Скоро в сенях загудел самовар, явился портер в бутылках узкогорлых, зеленого стекла. На столе закуска появилась - хлеб, белорыбица слабого посола, выловленная в Бобруйке. Федька ловко выбил пробки, и по жестяным походным кружкам расплескали темный, духовитый портер. Норов, снявший кивер, примостивший его на соседний табурет, одной рукой проигрывал султаном, другой за ручку мятой, видавшей виды кружки взялся:

- Ну, так за что же выпьем, господа?

Серж, весь говорящий от радости и нетерпения, кружкой своею ударил о кружку Норов так сильно, что расплескалось пиво, но даже и не обратил внимания на это Муравьев-Апостол, заговорил со страстью, но приглушенно:

- Ах, Базиль, не знал бы ты, как рад я! Вижу, что дело наше окончится удачей, и ты этому окажешь содействие прямое.

- Ну так в чем же суть дела? - пригубив потртер и губы облизав, спросил егерский капитан, осознавая свою значимость, хоть и не знал пока, что делать нужно.

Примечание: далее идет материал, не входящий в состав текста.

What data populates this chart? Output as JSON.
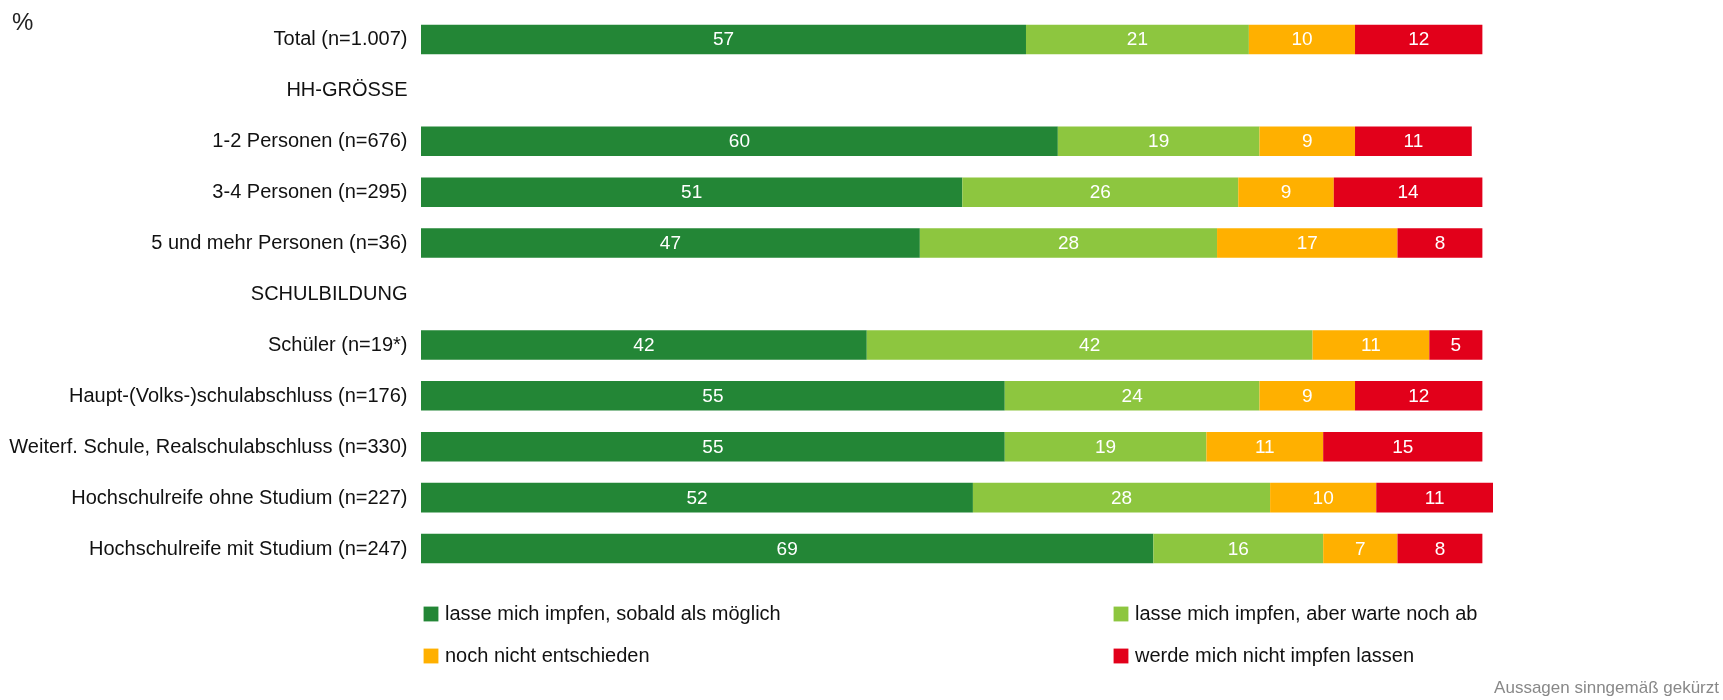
{
  "chart_data": {
    "type": "bar",
    "orientation": "horizontal",
    "stacked": true,
    "data_labels": true,
    "legend": "bottom",
    "xlim": [
      0,
      101
    ],
    "categories": [
      "Total (n=1.007)",
      "HH-GRÖSSE",
      "1-2 Personen (n=676)",
      "3-4 Personen (n=295)",
      "5 und mehr Personen (n=36)",
      "SCHULBILDUNG",
      "Schüler (n=19*)",
      "Haupt-(Volks-)schulabschluss (n=176)",
      "Weiterf. Schule, Realschulabschluss (n=330)",
      "Hochschulreife ohne Studium (n=227)",
      "Hochschulreife mit Studium (n=247)"
    ],
    "series": [
      {
        "name": "lasse mich impfen, sobald als möglich",
        "color": "#238636",
        "values": [
          57,
          null,
          60,
          51,
          47,
          null,
          42,
          55,
          55,
          52,
          69
        ]
      },
      {
        "name": "lasse mich impfen, aber warte noch ab",
        "color": "#8dc63f",
        "values": [
          21,
          null,
          19,
          26,
          28,
          null,
          42,
          24,
          19,
          28,
          16
        ]
      },
      {
        "name": "noch nicht entschieden",
        "color": "#ffb000",
        "values": [
          10,
          null,
          9,
          9,
          17,
          null,
          11,
          9,
          11,
          10,
          7
        ]
      },
      {
        "name": "werde mich nicht impfen lassen",
        "color": "#e2001a",
        "values": [
          12,
          null,
          11,
          14,
          8,
          null,
          5,
          12,
          15,
          11,
          8
        ]
      }
    ],
    "annotations": [
      "%",
      "Aussagen sinngemäß gekürzt"
    ]
  }
}
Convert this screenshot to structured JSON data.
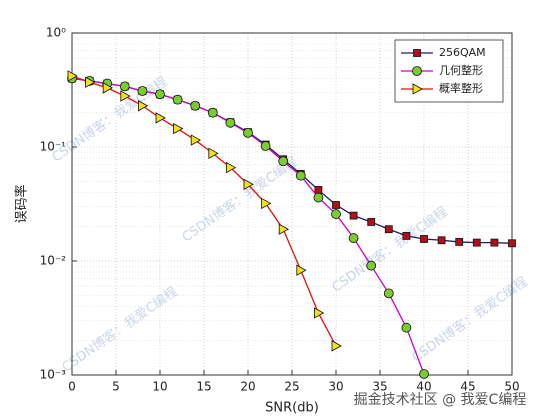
{
  "chart_data": {
    "type": "line",
    "xlabel": "SNR(db)",
    "ylabel": "误码率",
    "xlim": [
      0,
      50
    ],
    "xticks": [
      0,
      5,
      10,
      15,
      20,
      25,
      30,
      35,
      40,
      45,
      50
    ],
    "ylim": [
      0.001,
      1
    ],
    "yscale": "log",
    "yticks": [
      {
        "value": 0.001,
        "label": "10⁻³"
      },
      {
        "value": 0.01,
        "label": "10⁻²"
      },
      {
        "value": 0.1,
        "label": "10⁻¹"
      },
      {
        "value": 1,
        "label": "10⁰"
      }
    ],
    "grid": true,
    "minor_grid": true,
    "legend_position": "upper-right",
    "watermark": "CSDN博客：我爱C编程",
    "footer": "掘金技术社区 @ 我爱C编程",
    "series": [
      {
        "name": "256QAM",
        "color": "#1c1c5c",
        "marker": "square",
        "marker_color": "#b0101a",
        "x": [
          0,
          2,
          4,
          6,
          8,
          10,
          12,
          14,
          16,
          18,
          20,
          22,
          24,
          26,
          28,
          30,
          32,
          34,
          36,
          38,
          40,
          42,
          44,
          46,
          48,
          50
        ],
        "values": [
          0.4,
          0.38,
          0.36,
          0.34,
          0.31,
          0.29,
          0.26,
          0.23,
          0.2,
          0.165,
          0.135,
          0.105,
          0.078,
          0.058,
          0.042,
          0.031,
          0.025,
          0.022,
          0.019,
          0.0166,
          0.0156,
          0.0152,
          0.0147,
          0.0145,
          0.0145,
          0.0143
        ]
      },
      {
        "name": "几何整形",
        "color": "#cc00cc",
        "marker": "circle",
        "marker_color": "#7acc30",
        "x": [
          0,
          2,
          4,
          6,
          8,
          10,
          12,
          14,
          16,
          18,
          20,
          22,
          24,
          26,
          28,
          30,
          32,
          34,
          36,
          38,
          40
        ],
        "values": [
          0.4,
          0.38,
          0.36,
          0.34,
          0.31,
          0.29,
          0.26,
          0.23,
          0.2,
          0.163,
          0.133,
          0.102,
          0.075,
          0.056,
          0.036,
          0.0258,
          0.0159,
          0.0091,
          0.0052,
          0.0026,
          0.00102
        ]
      },
      {
        "name": "概率整形",
        "color": "#e01010",
        "marker": "triangle-right",
        "marker_color": "#f0e020",
        "x": [
          0,
          2,
          4,
          6,
          8,
          10,
          12,
          14,
          16,
          18,
          20,
          22,
          24,
          26,
          28,
          30
        ],
        "values": [
          0.42,
          0.37,
          0.33,
          0.28,
          0.23,
          0.18,
          0.145,
          0.115,
          0.088,
          0.066,
          0.047,
          0.032,
          0.019,
          0.0083,
          0.0035,
          0.0018
        ]
      }
    ]
  }
}
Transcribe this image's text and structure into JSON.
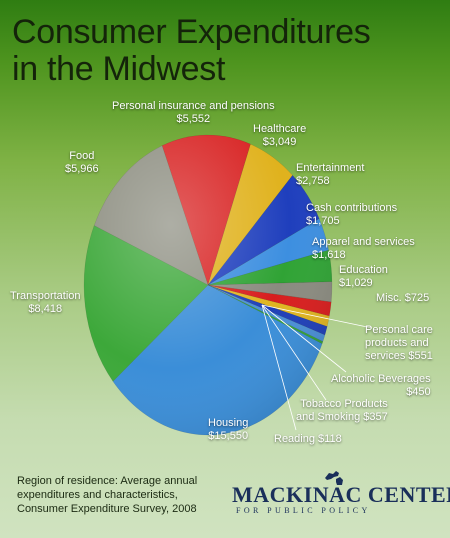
{
  "title": {
    "line1": "Consumer Expenditures",
    "line2": "in the Midwest"
  },
  "chart_data": {
    "type": "pie",
    "title": "Consumer Expenditures in the Midwest",
    "slices": [
      {
        "label": "Housing",
        "value": 15550,
        "value_text": "$15,550",
        "color": "#3b8ed8"
      },
      {
        "label": "Transportation",
        "value": 8418,
        "value_text": "$8,418",
        "color": "#3da83a"
      },
      {
        "label": "Food",
        "value": 5966,
        "value_text": "$5,966",
        "color": "#8e8f82"
      },
      {
        "label": "Personal insurance and pensions",
        "value": 5552,
        "value_text": "$5,552",
        "color": "#d82323"
      },
      {
        "label": "Healthcare",
        "value": 3049,
        "value_text": "$3,049",
        "color": "#e0b21d"
      },
      {
        "label": "Entertainment",
        "value": 2758,
        "value_text": "$2,758",
        "color": "#1f3fbd"
      },
      {
        "label": "Cash contributions",
        "value": 1705,
        "value_text": "$1,705",
        "color": "#3d8fe0"
      },
      {
        "label": "Apparel and services",
        "value": 1618,
        "value_text": "$1,618",
        "color": "#30a335"
      },
      {
        "label": "Education",
        "value": 1029,
        "value_text": "$1,029",
        "color": "#8b8b80"
      },
      {
        "label": "Misc.",
        "value": 725,
        "value_text": "$725",
        "color": "#d81e1e"
      },
      {
        "label": "Personal care products and services",
        "value": 551,
        "value_text": "$551",
        "color": "#e0b520"
      },
      {
        "label": "Alcoholic Beverages",
        "value": 450,
        "value_text": "$450",
        "color": "#1f3fb8"
      },
      {
        "label": "Tobacco Products and Smoking",
        "value": 357,
        "value_text": "$357",
        "color": "#4a8fd6"
      },
      {
        "label": "Reading",
        "value": 118,
        "value_text": "$118",
        "color": "#34a435"
      }
    ]
  },
  "labels": {
    "insurance": {
      "line1": "Personal insurance and pensions",
      "line2": "$5,552"
    },
    "healthcare": {
      "line1": "Healthcare",
      "line2": "$3,049"
    },
    "food": {
      "line1": "Food",
      "line2": "$5,966"
    },
    "entertainment": {
      "line1": "Entertainment",
      "line2": "$2,758"
    },
    "cash": {
      "line1": "Cash contributions",
      "line2": "$1,705"
    },
    "apparel": {
      "line1": "Apparel and services",
      "line2": "$1,618"
    },
    "transportation": {
      "line1": "Transportation",
      "line2": "$8,418"
    },
    "education": {
      "line1": "Education",
      "line2": "$1,029"
    },
    "misc": {
      "line1": "Misc.  $725"
    },
    "personal_care": {
      "line1": "Personal care",
      "line2": "products and",
      "line3": "services  $551"
    },
    "alcohol": {
      "line1": "Alcoholic Beverages",
      "line2": "$450"
    },
    "tobacco": {
      "line1": "Tobacco Products",
      "line2": "and Smoking  $357"
    },
    "housing": {
      "line1": "Housing",
      "line2": "$15,550"
    },
    "reading": {
      "line1": "Reading  $118"
    }
  },
  "footer": {
    "line1": "Region of residence: Average annual",
    "line2": "expenditures and characteristics,",
    "line3": "Consumer Expenditure Survey, 2008"
  },
  "logo": {
    "name": "MACKINAC CENTER",
    "tagline": "FOR PUBLIC POLICY"
  }
}
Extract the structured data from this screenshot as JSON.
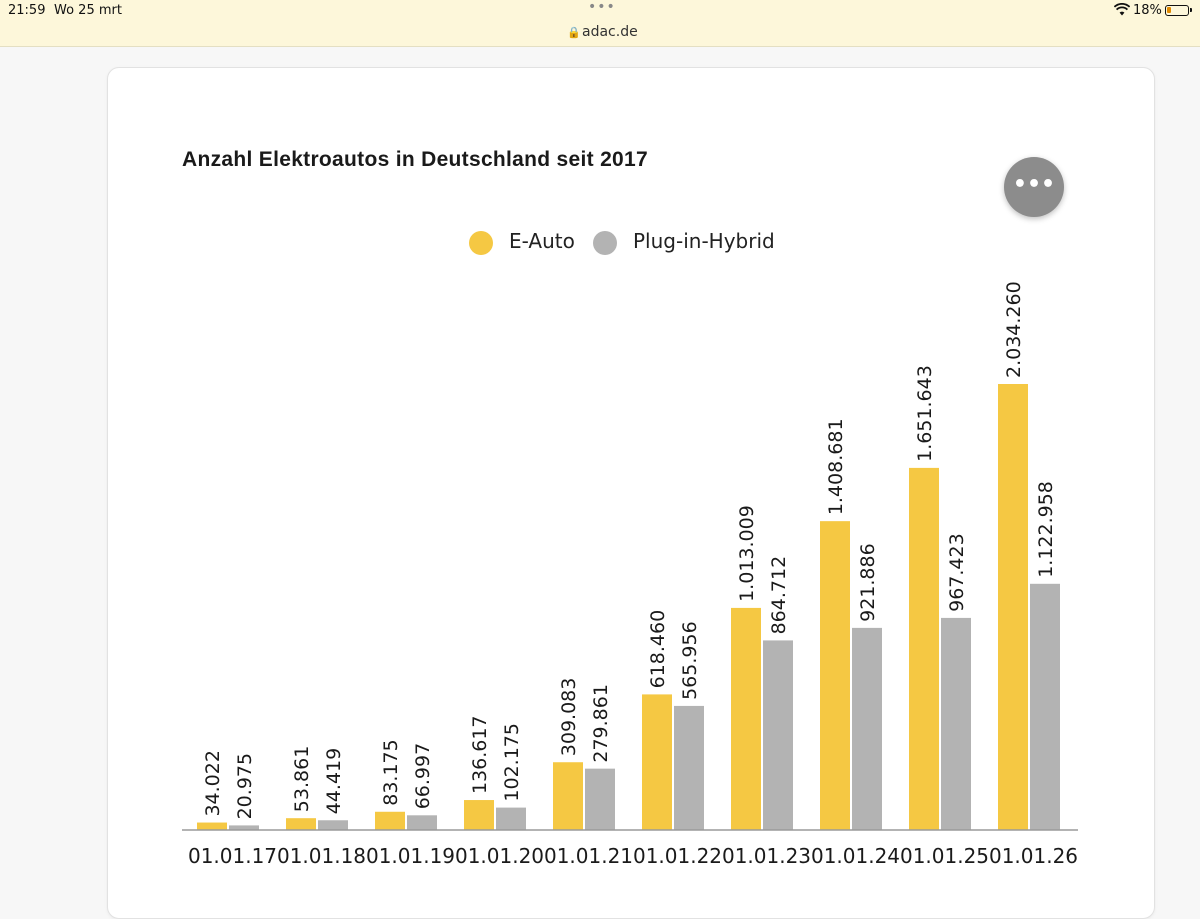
{
  "status_bar": {
    "time": "21:59",
    "date": "Wo 25 mrt",
    "battery_percent": "18%",
    "icons": [
      "wifi-icon",
      "battery-icon"
    ]
  },
  "browser": {
    "url": "adac.de",
    "icons": [
      "lock-icon",
      "more-dots-icon"
    ]
  },
  "menu_button": {
    "label": "•••",
    "icon": "more-horizontal-icon"
  },
  "colors": {
    "e_auto": "#f5c843",
    "plug_in_hybrid": "#b3b3b3"
  },
  "chart_data": {
    "type": "bar",
    "title": "Anzahl Elektroautos in Deutschland seit 2017",
    "categories": [
      "01.01.17",
      "01.01.18",
      "01.01.19",
      "01.01.20",
      "01.01.21",
      "01.01.22",
      "01.01.23",
      "01.01.24",
      "01.01.25",
      "01.01.26"
    ],
    "series": [
      {
        "name": "E-Auto",
        "color": "#f5c843",
        "values": [
          34022,
          53861,
          83175,
          136617,
          309083,
          618460,
          1013009,
          1408681,
          1651643,
          2034260
        ],
        "labels": [
          "34.022",
          "53.861",
          "83.175",
          "136.617",
          "309.083",
          "618.460",
          "1.013.009",
          "1.408.681",
          "1.651.643",
          "2.034.260"
        ]
      },
      {
        "name": "Plug-in-Hybrid",
        "color": "#b3b3b3",
        "values": [
          20975,
          44419,
          66997,
          102175,
          279861,
          565956,
          864712,
          921886,
          967423,
          1122958
        ],
        "labels": [
          "20.975",
          "44.419",
          "66.997",
          "102.175",
          "279.861",
          "565.956",
          "864.712",
          "921.886",
          "967.423",
          "1.122.958"
        ]
      }
    ],
    "ylim": [
      0,
      2034260
    ],
    "legend": "top-center",
    "grid": false
  }
}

- А вот в чем! Ты задачи и цели общества нашего знаешь по тем запискам, что я тебе давал читать. Знаю, что самодержавие тебе ненавистно так же, как и нам, и вот настало время прекратить все пустые разговоры и действовать начать!

Вдруг нервное лицо Муравьев-Апостола как-то внезапно перекосилось, точно от испуга или внезапно явившейся мысли. Он поднялся с табурета, подскочил к двери, что вела в сени, приоткрыл её, прислушался, вздохнул облегченно: "Нет, почудилось..." - назад вернулся, строго заговорил:

- Если не ты окажешь нам содействие, Базиль, то и не на кого больше будет положиться. Завтра, сам знаешь, в крепость приезжает император, и, если вознамерился ты посвятить себя установлению в России республиканского правления, то должен будешь оное совершить. Роту егерей, коей ты командуешь, как известно, поставят на ночной караул в доме, где разместится Александр. В твоих руках судьба державы...

- И все-таки пока не понимаю, - улыбался Норов, потягивая из кружки портер.

- Как не понимаешь?! - вспылил Бестужев-Рюмин. - Да он смеется просто! Эдакое недомыслие изображает!

Прапорщик даже вскочил со стула, с кружкой, расплескивая пиво, метнулся туда-сюда, но сильной рукой Сержа был возвращен на место.